Wednesday, March 07, 2007

Notes on Business Intelligence Solution

These are some practical tips taken from this book - Practical Business Intelligence with SQL Server 2005.

Suggested Approach: Build a consistent relational data warehouse with a dimensional schema optimized for queries.

Overall Solution Diagram:

Choose between Star or Snowflake for a Dimension? Answer: It Depends

  • Choose snowflake when the dimension's attributes come from different sources.
  • Snowflake when the dimension has a strong natural hierarchy. It is easier to manage the ETL process in this case.
Use a surrogate key for every dimension table. Surrogate keys are used as primary identifiers for all dimension tables in the data warehouse, and every fact table record that refers to a dimension always uses the surrogate key rather than the business key(primary key). All relationships in the data warehouse use the surrogate key, including the relationships between different dimension tables in a snowflake structure. Because the data warehouse uses surrogate keys and the source systems use business keys, this means that one important step in the ETL process is to translate the business keys in the incoming transaction records into data warehouse surrogate keys before inserting the new fact records.

Making a List of Candidate Attributes and Dimensions When you are reviewing the information you have collected, look for terms that represent different ways of looking at data. A useful rule of thumb is to look for words such as by(as in, "I need to see profitability by product category"). If you keep a list of all these candidate attributes when you find them, you can start to group them into probable dimensions such as Product or Customer.

One thing to be careful of is synonyms: People often have many different ways of naming the same thing, and it is rare that everyone will agree on the definition of every term. Similarly, people in different parts of the business could be using the same term to mean different things.

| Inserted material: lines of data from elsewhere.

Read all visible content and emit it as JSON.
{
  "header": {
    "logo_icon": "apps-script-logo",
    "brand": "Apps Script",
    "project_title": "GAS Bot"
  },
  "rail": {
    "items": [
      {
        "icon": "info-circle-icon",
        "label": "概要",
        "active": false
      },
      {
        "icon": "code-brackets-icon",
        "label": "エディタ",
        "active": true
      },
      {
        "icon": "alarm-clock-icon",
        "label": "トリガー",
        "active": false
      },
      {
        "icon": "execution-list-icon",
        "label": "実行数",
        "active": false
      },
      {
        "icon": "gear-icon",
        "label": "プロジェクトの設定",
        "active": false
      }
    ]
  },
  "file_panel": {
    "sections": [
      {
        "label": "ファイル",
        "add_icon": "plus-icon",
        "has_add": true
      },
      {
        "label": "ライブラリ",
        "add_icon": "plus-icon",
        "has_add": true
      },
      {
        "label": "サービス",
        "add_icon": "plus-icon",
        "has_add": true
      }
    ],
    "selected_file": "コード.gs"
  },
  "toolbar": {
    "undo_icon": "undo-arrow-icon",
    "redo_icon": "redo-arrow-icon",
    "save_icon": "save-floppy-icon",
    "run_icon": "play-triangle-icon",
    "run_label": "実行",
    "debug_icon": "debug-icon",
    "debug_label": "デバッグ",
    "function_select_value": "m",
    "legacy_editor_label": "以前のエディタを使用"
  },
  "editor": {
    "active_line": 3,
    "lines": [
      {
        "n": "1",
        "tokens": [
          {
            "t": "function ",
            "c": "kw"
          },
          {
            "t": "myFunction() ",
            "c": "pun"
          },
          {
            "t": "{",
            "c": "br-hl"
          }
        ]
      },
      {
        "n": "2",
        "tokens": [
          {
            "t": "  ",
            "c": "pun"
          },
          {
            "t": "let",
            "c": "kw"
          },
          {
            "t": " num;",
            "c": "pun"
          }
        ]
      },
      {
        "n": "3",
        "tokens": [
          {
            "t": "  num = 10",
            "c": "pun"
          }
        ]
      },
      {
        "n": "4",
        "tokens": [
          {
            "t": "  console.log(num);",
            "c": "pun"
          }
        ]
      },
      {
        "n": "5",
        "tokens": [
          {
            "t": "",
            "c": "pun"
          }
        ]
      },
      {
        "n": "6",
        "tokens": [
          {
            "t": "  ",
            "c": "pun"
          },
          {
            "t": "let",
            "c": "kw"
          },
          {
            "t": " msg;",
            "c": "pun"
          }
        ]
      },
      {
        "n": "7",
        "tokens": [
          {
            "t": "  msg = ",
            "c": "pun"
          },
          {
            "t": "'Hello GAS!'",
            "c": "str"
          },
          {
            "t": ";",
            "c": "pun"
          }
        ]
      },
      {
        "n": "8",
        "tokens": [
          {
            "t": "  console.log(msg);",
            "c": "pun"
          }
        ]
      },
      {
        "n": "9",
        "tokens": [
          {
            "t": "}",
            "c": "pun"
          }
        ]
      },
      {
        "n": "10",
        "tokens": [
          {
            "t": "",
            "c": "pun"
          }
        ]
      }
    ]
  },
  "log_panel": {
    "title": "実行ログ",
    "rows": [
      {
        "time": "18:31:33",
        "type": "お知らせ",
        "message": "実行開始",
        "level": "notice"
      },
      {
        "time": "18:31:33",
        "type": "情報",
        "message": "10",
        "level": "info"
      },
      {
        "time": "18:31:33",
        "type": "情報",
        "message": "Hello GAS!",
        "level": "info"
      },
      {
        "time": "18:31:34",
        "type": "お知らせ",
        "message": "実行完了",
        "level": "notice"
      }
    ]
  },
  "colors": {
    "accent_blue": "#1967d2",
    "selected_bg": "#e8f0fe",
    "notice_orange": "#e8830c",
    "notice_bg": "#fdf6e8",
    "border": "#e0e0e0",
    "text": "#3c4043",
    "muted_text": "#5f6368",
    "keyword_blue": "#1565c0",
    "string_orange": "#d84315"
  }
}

An important job during the modeling process is to identify these synonyms and imprecise names and to drive the business users toward consensus on what terms will mean in the data warehouse. A useful by-product of this process can be a data dictionary that documents these decisions as they are made.

Making a List of Candidate Measures At the same time that you are recording the attributes that you have found, you will be looking for numeric measures. Many of the candidate measures that you find will turn out to be derived from a smaller set of basic measures, but you can keep track of all them because they might turn out to be useful calculations that you can add into the OLAP cube later. The best candidates for measures are additive and atomic. That is, they can be added up across all the dimensions, including time, and they are not composed from other measures.

Grouping the Measures with the Same Grain into Fact Tables

Figuring out how to group measures into fact tables is a much more structured process than grouping related attributes into dimension tables. The key concept that determines what measures end up on a fact table is that every fact table has only one grain. After you have your list of candidate measures, you can set up a spreadsheet as shown in the Table below with the candidate dimensions on the columns and the candidate measures on the rows.

Product Customer Date
Sales Amount SKU Customer Day
Quantity SKU Customer Day
Budget Amount Category N/A Month

For each measure, you need to figure out the grain or level of detail you have available. For example, for a specific sales amount from a sales transaction, you can figure out the customer that it was sold to, the product SKU that they bought, and the day that they made the purchase, so the granularity of the sales amount measure is Product SKU by Customer by Day. For budget amount, the business is only producing monthly budgets for each product category, so the granularity is Product Category by Month.

From the example in Table, we end up with two different fact tables. Because the Sales Amount and Quantity measures both have the same granularity, they will be on the Sales fact table, which will also include Product, Customer, and Date dimension keys. A separate Budget fact table will have Product Category and Date dimension keys and a Budget Amount measure.

Identifying the granularity of every measure sounds simple in principle but often turns out to be difficult in practice. So, how do you know when you have made a mistake? One common sign is when you end up with some records in the fact table with values for one set of measures and nulls for the remainder. Depending on how you load the data, you could also see that a given numeric quantity ends up being repeated on multiple records on a fact table. This usually occurs when you have a measure with a higher granularity (such as Product Category rather than Product SKU) than the fact table.

High Level Architecture

Most important dimensional modeling lesson: A single fact table must never contain measures at different levels of granularity.